Dado el calendario elegido por el líder conservador para el debate, si se confirma su anunciada derrota y persiste el bloqueo político los españoles deberán volver a las urnas el 25 de diciembre, un riesgo cada vez más temido.
Ante el hemiciclo, el presidente del Partido Popular (PP) se presentó ayer con tres argumentos: la “urgencia en constituir un gobierno” después de más de ocho meses de interinidad, la victoria de su formación sin mayoría absoluta en los comicios de junio y la falta de “alternativa razonable” a su candidatura.
El candidato conservador centró buena parte de su intervención en el aspecto económico, afirmando que el actual panorama de crecimiento económico fuerte, de más del 3% anualizado, podría “evolucionar a peor” en caso de persistir el bloqueo político.
Rajoy arremetió por otro lado contra el independentismo catalán, advirtiendo que “España sufre una amenaza explícita contra su unidad territorial” frente a la que propone un pacto por la unidad nacional, junto con el partido Ciudadanos.
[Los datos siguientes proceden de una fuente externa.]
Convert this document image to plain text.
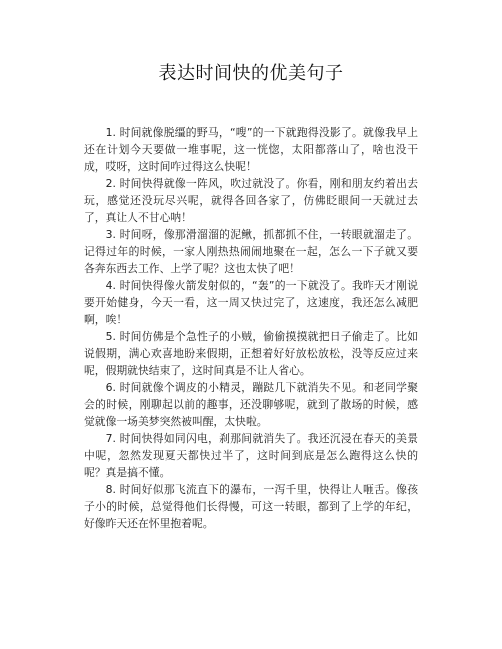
表达时间快的优美句子

1. 时间就像脱缰的野马，“嗖”的一下就跑得没影了。就像我早上还在计划今天要做一堆事呢，这一恍惚，太阳都落山了，啥也没干成，哎呀，这时间咋过得这么快呢！

2. 时间快得就像一阵风，吹过就没了。你看，刚和朋友约着出去玩，感觉还没玩尽兴呢，就得各回各家了，仿佛眨眼间一天就过去了，真让人不甘心呐！

3. 时间呀，像那滑溜溜的泥鳅，抓都抓不住，一转眼就溜走了。记得过年的时候，一家人刚热热闹闹地聚在一起，怎么一下子就又要各奔东西去工作、上学了呢？这也太快了吧！

4. 时间快得像火箭发射似的，“轰”的一下就没了。我昨天才刚说要开始健身，今天一看，这一周又快过完了，这速度，我还怎么减肥啊，唉！

5. 时间仿佛是个急性子的小贼，偷偷摸摸就把日子偷走了。比如说假期，满心欢喜地盼来假期，正想着好好放松放松，没等反应过来呢，假期就快结束了，这时间真是不让人省心。

6. 时间就像个调皮的小精灵，蹦跶几下就消失不见。和老同学聚会的时候，刚聊起以前的趣事，还没聊够呢，就到了散场的时候，感觉就像一场美梦突然被叫醒，太快啦。

7. 时间快得如同闪电，刹那间就消失了。我还沉浸在春天的美景中呢，忽然发现夏天都快过半了，这时间到底是怎么跑得这么快的呢？真是搞不懂。

8. 时间好似那飞流直下的瀑布，一泻千里，快得让人咂舌。像孩子小的时候，总觉得他们长得慢，可这一转眼，都到了上学的年纪，好像昨天还在怀里抱着呢。
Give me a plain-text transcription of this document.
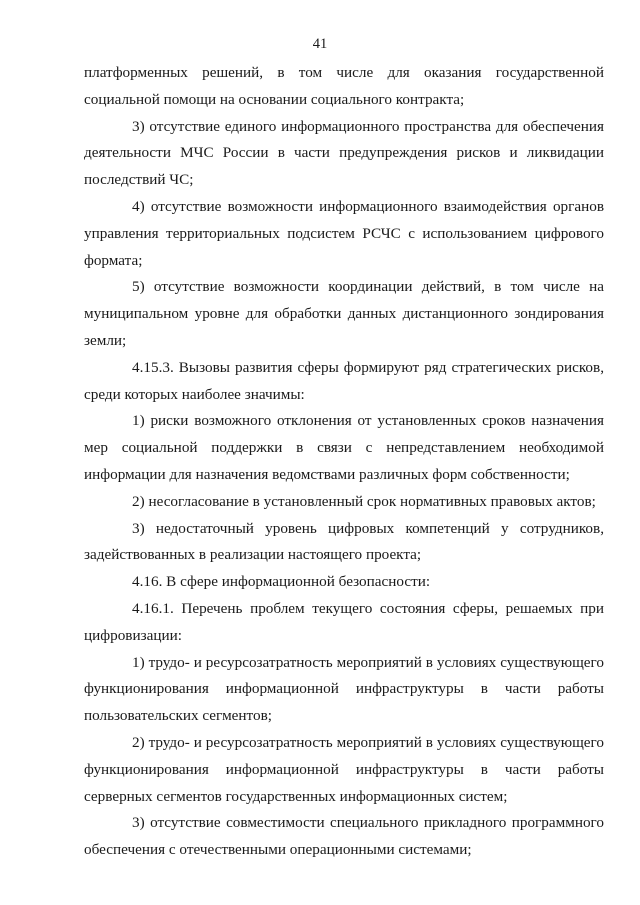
41

платформенных решений, в том числе для оказания государственной социальной помощи на основании социального контракта;

3) отсутствие единого информационного пространства для обеспечения деятельности МЧС России в части предупреждения рисков и ликвидации последствий ЧС;

4) отсутствие возможности информационного взаимодействия органов управления территориальных подсистем РСЧС с использованием цифрового формата;

5) отсутствие возможности координации действий, в том числе на муниципальном уровне для обработки данных дистанционного зондирования земли;

4.15.3. Вызовы развития сферы формируют ряд стратегических рисков, среди которых наиболее значимы:

1) риски возможного отклонения от установленных сроков назначения мер социальной поддержки в связи с непредставлением необходимой информации для назначения ведомствами различных форм собственности;

2) несогласование в установленный срок нормативных правовых актов;

3) недостаточный уровень цифровых компетенций у сотрудников, задействованных в реализации настоящего проекта;

4.16. В сфере информационной безопасности:

4.16.1. Перечень проблем текущего состояния сферы, решаемых при цифровизации:

1) трудо- и ресурсозатратность мероприятий в условиях существующего функционирования информационной инфраструктуры в части работы пользовательских сегментов;

2) трудо- и ресурсозатратность мероприятий в условиях существующего функционирования информационной инфраструктуры в части работы серверных сегментов государственных информационных систем;

3) отсутствие совместимости специального прикладного программного обеспечения с отечественными операционными системами;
Y desestimó la eventualidad de un gabinete alternativo capitaneado por los socialistas y por el partido izquierdista Podemos, añadiendo que se trataría de un “gobierno de mil colores, radical e ineficaz”.
Rajoy va al debate de investidura con el apoyo de los 137 diputados de su partido, más los de Ciudadanos (32), con quienes cerró un pacto con 150 medidas, y la representante de Coalición Canaria, un partido regional.